Stage 3: Hot Stove Cooking. This is the warmup time for our hoping mechanism. Maybe the Cubs will sign Albert Pujols. Maybe they'll trade John Grabow for Albert Pujols. Maybe we'll have a fire sale that results in the Cubs rebuilding with an entire team of Albert Pujols clones. There's plenty of time for griping about the deals that are made and bemoaning the rumors that never materialize, but it's the place where positivity gets its first major foothold of the offseason.

Stage 4: Groundhog Day. We know it's not spring yet, but Jim Hendry moseys out of his hole at Cubs Convention and tells everyone how much more suffering we'll have to endure. There might be more snowstorms and there might be more deals, but we're not all that hopeful or fearful of too many of either.
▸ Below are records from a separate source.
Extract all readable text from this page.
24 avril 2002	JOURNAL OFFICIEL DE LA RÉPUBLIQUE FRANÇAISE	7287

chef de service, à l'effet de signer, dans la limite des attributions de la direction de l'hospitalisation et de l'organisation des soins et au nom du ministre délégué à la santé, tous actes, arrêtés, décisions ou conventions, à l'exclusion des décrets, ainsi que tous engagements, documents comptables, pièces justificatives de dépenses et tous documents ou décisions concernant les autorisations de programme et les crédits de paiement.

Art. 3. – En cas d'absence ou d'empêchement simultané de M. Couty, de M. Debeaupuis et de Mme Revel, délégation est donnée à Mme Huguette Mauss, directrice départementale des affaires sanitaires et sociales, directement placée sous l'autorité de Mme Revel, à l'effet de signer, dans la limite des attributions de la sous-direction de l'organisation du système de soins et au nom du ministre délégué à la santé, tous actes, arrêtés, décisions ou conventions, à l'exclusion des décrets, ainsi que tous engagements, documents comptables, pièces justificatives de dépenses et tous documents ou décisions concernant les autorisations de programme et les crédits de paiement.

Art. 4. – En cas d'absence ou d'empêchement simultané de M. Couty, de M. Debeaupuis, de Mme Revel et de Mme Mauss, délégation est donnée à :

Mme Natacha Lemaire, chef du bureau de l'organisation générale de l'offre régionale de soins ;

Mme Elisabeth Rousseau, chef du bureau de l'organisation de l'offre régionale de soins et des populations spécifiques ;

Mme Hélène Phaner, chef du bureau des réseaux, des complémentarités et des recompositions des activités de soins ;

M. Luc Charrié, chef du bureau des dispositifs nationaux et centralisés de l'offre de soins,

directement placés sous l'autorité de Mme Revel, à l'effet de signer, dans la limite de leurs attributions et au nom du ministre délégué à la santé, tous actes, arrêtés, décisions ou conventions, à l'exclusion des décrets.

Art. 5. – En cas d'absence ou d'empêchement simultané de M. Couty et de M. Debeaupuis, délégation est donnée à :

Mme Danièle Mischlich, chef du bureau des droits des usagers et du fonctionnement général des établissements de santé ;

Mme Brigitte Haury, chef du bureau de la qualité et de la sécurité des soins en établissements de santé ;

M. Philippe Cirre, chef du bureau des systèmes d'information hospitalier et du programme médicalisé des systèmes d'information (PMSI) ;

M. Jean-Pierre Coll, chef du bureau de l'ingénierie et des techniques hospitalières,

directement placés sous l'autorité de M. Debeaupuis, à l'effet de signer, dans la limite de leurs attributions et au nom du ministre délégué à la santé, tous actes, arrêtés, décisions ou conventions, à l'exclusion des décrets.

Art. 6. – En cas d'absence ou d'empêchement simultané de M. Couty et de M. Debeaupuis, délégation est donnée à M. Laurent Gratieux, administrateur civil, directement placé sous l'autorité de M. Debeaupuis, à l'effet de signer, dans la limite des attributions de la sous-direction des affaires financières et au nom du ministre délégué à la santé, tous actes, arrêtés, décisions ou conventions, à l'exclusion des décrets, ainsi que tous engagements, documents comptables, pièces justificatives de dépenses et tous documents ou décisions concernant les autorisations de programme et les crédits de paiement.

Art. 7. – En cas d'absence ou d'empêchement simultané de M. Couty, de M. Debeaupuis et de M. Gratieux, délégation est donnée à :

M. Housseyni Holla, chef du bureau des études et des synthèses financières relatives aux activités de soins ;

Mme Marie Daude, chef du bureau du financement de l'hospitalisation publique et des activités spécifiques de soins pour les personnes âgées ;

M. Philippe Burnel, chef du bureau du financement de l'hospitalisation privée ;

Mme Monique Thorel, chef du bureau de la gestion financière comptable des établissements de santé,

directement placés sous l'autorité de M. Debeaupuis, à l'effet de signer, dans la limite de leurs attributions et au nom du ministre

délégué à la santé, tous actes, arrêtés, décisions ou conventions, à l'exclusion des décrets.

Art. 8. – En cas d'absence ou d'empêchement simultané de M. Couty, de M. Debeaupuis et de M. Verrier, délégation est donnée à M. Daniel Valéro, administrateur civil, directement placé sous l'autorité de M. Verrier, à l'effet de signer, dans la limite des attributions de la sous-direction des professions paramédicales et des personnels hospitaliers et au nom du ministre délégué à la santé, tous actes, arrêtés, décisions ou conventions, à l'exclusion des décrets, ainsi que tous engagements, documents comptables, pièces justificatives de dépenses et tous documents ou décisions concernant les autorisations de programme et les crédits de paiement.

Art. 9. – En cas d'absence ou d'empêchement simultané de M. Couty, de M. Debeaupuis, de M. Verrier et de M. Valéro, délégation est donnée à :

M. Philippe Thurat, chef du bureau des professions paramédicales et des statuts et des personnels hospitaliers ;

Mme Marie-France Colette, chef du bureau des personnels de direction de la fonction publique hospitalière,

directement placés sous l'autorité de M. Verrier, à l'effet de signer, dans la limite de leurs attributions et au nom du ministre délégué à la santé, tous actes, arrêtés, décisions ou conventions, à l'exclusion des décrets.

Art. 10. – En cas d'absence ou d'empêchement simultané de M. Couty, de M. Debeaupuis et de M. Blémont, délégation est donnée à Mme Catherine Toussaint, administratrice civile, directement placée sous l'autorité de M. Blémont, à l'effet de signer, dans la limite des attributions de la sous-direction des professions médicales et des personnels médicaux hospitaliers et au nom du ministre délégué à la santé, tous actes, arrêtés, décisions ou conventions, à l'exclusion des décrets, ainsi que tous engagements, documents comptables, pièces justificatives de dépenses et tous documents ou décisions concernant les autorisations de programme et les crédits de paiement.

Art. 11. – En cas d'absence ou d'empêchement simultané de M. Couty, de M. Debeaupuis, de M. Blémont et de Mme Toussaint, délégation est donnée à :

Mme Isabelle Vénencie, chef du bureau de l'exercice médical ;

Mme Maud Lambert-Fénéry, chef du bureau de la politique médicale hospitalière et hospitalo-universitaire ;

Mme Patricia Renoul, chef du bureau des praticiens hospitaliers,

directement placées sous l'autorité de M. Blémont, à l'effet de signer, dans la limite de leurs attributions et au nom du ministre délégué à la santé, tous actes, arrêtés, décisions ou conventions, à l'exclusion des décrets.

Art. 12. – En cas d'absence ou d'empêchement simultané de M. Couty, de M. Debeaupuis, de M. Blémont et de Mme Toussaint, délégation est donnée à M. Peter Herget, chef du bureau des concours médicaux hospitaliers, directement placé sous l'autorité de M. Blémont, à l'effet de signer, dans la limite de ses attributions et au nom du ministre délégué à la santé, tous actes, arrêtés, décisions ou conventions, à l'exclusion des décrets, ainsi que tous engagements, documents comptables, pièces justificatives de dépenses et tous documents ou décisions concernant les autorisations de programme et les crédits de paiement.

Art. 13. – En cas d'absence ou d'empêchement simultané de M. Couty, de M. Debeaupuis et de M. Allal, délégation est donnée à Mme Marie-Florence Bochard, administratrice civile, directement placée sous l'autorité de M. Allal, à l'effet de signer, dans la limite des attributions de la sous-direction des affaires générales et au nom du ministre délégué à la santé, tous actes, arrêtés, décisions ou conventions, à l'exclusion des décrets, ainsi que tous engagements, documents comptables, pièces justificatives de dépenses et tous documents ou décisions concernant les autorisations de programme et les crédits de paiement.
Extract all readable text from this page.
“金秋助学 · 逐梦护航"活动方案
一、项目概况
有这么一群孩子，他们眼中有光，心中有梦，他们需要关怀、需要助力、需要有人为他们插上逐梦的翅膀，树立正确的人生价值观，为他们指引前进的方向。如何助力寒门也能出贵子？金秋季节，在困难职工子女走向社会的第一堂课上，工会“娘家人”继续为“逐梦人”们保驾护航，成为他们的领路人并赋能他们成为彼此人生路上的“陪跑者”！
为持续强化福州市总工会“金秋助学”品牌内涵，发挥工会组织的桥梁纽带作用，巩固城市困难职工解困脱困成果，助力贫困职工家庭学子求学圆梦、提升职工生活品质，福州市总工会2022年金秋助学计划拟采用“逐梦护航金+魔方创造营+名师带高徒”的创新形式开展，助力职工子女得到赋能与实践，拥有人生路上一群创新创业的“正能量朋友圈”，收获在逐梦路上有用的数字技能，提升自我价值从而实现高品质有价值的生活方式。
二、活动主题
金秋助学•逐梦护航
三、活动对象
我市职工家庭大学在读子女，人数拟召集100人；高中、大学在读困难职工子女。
We start premature imaginations of spring even thought it's 12 degrees outside. We buy game tickets and start looking at lawn furniture. Then we wait.

Stage 5: Spring Training Twitterpation. Spring training baseball is here! Hooray! There is baseball! The snow is melted, the trade rumors are dead (except for those filthy piles of plowed snow and Heath Bell theories), and the soggy brown grass of last year's hopes begins to green with the promise of next year becoming now. Ultimate joy!

Stage 6: Spring Training Thaw & Corresponding High Pollen Count. Uh, yeah, after that first spring training game we all realize that practice baseball is really pretty tedious. A week or so in we're almost allergic to it. We swear it's a good idea to open our windows and go for long walks to breathe in the fresh baseball, but it aggravates our sinuses every single time. We need real baseball.

Stage 7: Opening Day. Baseball is back. Spring break is broken. We're all on Sao Padre Island, and none of us get sunburns. There is drinking and merriment and music galore. Maybe Steven Tyler and James Taylor show up somewhere, but it gets a little weird, and then we realize that maybe it would be nice to just sleep in our own beds with no strange people along for the ride.

Stage 8: Overwrought Optimism/Dread. Depending on the results of the first game or two (or 14), this is either the honeymoon or the hangover. The Cubs win their first game, it's the year. 162-0 until we finally lose one, prove me wrong. World Series. OR. The Cubs lose their first game(s). The season's over. Worst. Team. Ever. Jim Hendry is the reincarnated Billy Goat come to curse us forever, so help me De Rosa.

Stage 9: Back to Life, Back to Reality. Here we are now. The Cubs have lost. The Cubs have won. No game is the end of the world. No game is the solution to all our problems. There are just a lot of games, and they are enjoyable in their slow, loping pace. The breakneck race through baseball infatuation enters the "oh, yeah, I love you in a Lockhorns kind of way even though your meatloaf sucks" phase really quickly. I love it for what it is, and now I'm ready to take baseball for granted again.

Stage 10: Well, you know, it's just a long, circuitous orbit back to Stage 1.


Hey, I'm just glad we're in Stage 9 again. It really is my favorite stage. The losses still stink, but there's "plenty of baseball left" for several months. And the wins are still pretty fantastic. Not "break out the champagne" fantastic, but still a lot of fun.